Why the delay in deploying the D.C. Guard? The traditional chain of command for the District of Columbia’s National Guard does not exist. In states, the governor is the commander of that state’s National Guard units and can unilaterally deploy them under his or her own authority.
But as the nation’s capital has no governor, the chain of command goes up through the Army secretary to the president.
“The D.C. Guard has been mobilized to provide support to federal law enforcement in the District,” Pentagon spokesman Jonathan Hoffman said in a statement. “Acting Secretary Miller has been in contact with Congressional leadership, and Secretary McCarthy has been working with the D.C. government. The law enforcement response will be led by the Department of Justice.”

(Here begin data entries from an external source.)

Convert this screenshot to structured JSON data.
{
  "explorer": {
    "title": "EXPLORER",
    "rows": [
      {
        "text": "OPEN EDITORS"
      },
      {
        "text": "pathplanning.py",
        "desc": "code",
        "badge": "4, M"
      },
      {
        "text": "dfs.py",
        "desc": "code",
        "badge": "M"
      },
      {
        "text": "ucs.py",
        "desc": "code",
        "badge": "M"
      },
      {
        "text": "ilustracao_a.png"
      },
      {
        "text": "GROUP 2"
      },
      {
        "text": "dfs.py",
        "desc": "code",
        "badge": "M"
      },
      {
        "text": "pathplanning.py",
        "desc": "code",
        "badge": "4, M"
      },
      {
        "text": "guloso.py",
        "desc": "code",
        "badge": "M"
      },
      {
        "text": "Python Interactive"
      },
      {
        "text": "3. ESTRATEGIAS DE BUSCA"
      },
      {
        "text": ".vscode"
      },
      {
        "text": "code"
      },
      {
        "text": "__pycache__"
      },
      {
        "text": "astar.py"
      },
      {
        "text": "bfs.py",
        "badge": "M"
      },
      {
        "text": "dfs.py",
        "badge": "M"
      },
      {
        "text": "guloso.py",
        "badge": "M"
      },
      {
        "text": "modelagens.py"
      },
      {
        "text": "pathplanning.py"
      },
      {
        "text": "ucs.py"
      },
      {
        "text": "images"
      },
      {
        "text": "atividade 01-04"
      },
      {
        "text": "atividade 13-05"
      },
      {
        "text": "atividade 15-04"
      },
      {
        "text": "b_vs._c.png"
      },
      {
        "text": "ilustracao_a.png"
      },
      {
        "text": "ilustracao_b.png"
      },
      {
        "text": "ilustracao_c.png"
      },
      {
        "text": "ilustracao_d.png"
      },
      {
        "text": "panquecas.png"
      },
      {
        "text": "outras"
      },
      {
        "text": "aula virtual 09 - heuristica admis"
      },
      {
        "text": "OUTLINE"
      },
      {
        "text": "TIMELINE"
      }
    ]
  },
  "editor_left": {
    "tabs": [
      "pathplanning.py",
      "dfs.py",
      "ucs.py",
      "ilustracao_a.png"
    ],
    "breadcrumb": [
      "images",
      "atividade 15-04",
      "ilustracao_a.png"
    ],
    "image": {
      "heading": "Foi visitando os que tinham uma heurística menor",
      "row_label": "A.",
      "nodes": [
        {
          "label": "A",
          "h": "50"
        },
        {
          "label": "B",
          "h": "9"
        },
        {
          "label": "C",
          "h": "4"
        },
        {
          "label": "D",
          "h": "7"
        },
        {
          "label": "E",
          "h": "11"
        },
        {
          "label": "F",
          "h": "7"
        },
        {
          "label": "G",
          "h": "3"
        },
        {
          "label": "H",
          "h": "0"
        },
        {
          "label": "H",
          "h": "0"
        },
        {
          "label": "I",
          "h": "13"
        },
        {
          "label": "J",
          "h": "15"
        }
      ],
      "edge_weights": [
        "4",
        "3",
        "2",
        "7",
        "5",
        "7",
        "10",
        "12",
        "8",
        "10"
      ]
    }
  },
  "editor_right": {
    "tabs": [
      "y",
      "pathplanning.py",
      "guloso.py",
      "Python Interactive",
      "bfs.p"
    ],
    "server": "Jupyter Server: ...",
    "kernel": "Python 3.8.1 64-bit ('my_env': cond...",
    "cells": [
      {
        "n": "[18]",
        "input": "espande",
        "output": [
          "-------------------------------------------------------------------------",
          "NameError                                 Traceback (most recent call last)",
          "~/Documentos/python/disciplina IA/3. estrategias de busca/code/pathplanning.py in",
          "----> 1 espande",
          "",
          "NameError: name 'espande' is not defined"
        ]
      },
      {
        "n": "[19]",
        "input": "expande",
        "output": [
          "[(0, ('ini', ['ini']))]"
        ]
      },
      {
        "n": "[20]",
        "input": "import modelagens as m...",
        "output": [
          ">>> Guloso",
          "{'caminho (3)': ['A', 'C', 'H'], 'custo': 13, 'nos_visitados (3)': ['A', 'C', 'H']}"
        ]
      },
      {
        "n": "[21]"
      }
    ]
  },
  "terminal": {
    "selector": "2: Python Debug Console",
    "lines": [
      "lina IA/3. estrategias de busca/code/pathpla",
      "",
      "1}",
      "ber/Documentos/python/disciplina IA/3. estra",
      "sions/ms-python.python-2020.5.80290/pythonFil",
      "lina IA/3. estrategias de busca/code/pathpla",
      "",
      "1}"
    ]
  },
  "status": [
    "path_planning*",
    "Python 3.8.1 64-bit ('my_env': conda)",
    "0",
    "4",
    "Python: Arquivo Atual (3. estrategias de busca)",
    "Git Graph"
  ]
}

Ryan McCarthy, the Army secretary, ultimately deployed the entire D.C. National Guard, approximately 1,100 personnel, to quell the mob.

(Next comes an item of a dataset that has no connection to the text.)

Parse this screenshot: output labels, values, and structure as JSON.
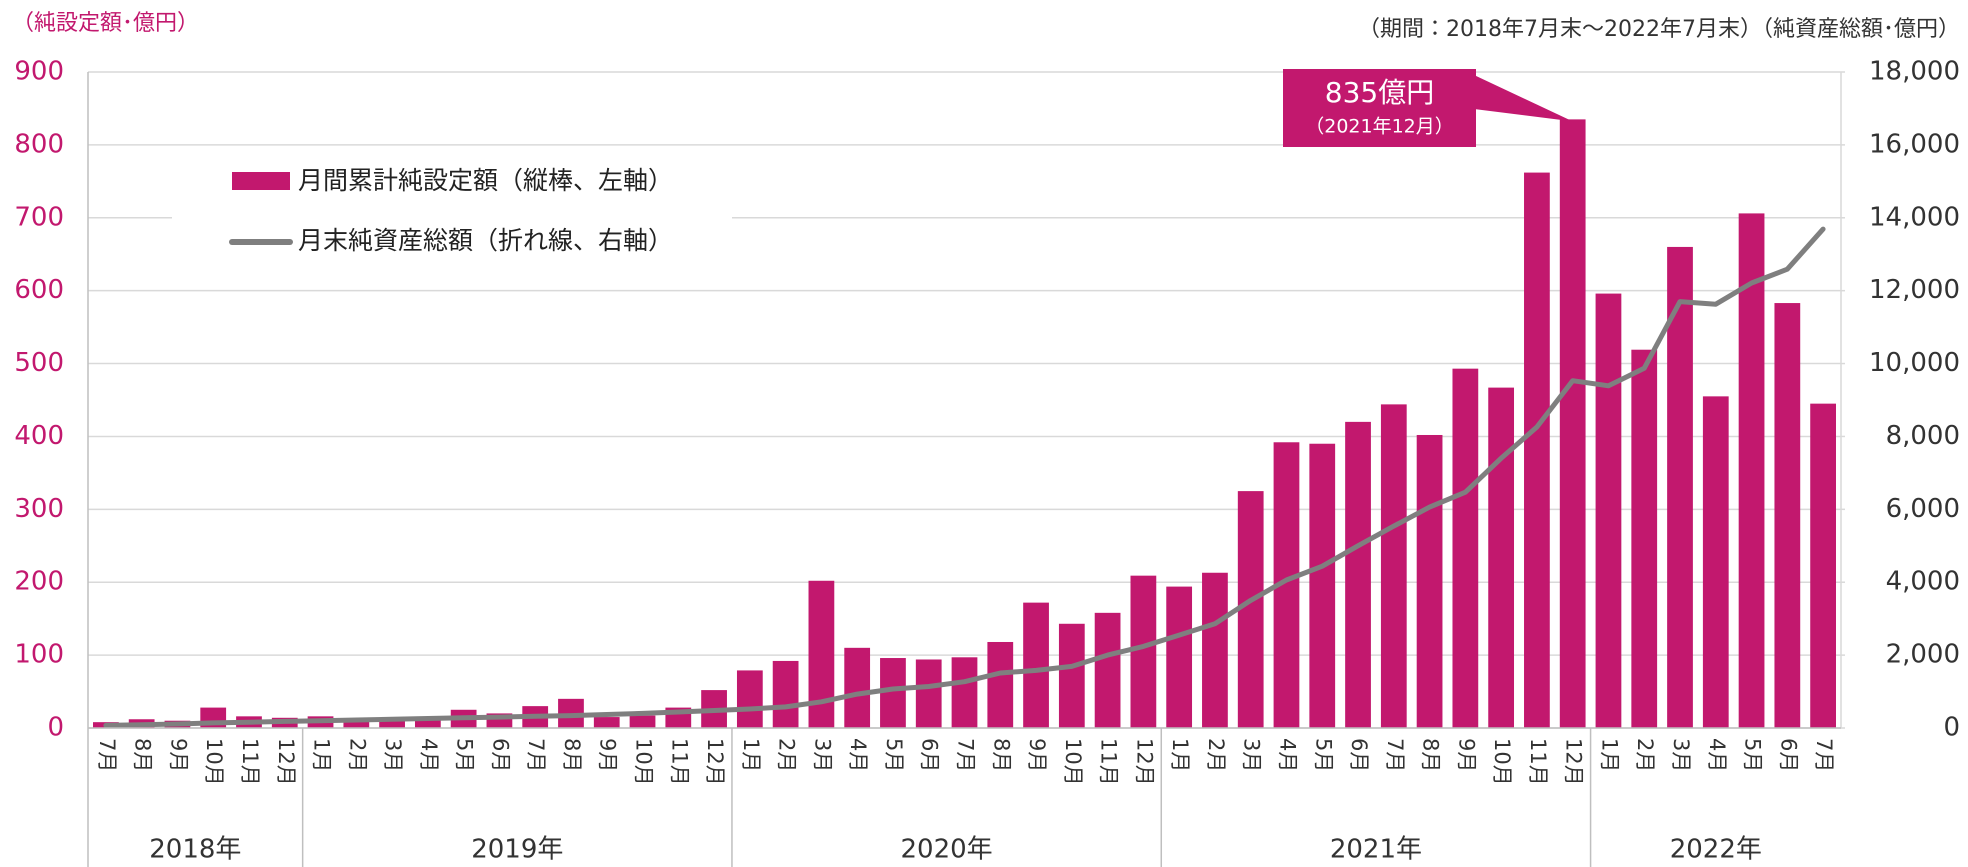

“Every governor has control of the Guard, and the District is different,” D.C. Mayor Muriel Bowser told reporters late Wednesday. “Over many months, the secretary of the Army and I know how to communicate to have requests approved as quickly as possible.”
Chris Miller, who stepped in as acting Defense secretary after Trump fired Mark T. Esper in November, put out his own statement, saying the department is “prepared to provide additional support as necessary and appropriate as requested by local authorities. Our people are sworn to defend the constitution and our democratic form of government and they will act accordingly.”
Miller did not mention Trump in his statement, prompting speculation that Vice President Mike Pence actually got the ball rolling on deploying the D.C. Guard to the Capitol.
The D.C. National Guard was widely deployed across Washington during protests in June 2020. Guard members from D.C. participated in clearing protesters from Lafayette Square, directly across from the White House, when Trump and others — including Esper, the Defense secretary at the time, and Gen. Mark Milley, the chairman of the Joint Chiefs — walked across the park for a photo op in front of St. John’s Church.
After significant criticism of those events, as well as calls for the military to stay out of the transition of power between administrations, defense officials may have been hesitant to involve uniformed members of the military.
The National Guard Bureau’s initial response to queries about why it had not deployed units to the Capitol was that no request for troops had been made.
Later, Rep. Elissa Slotkin, D-Mich., tweeted that she had been in touch with Milley and that National Guard troops had been approved. House Armed Services Chairman Adam Smith, D-Wash., had gotten the same information from McCarthy, she said.
“This attempted coup and domestic terrorist attack needs to end immediately,” Smith tweeted just before 4 p.m.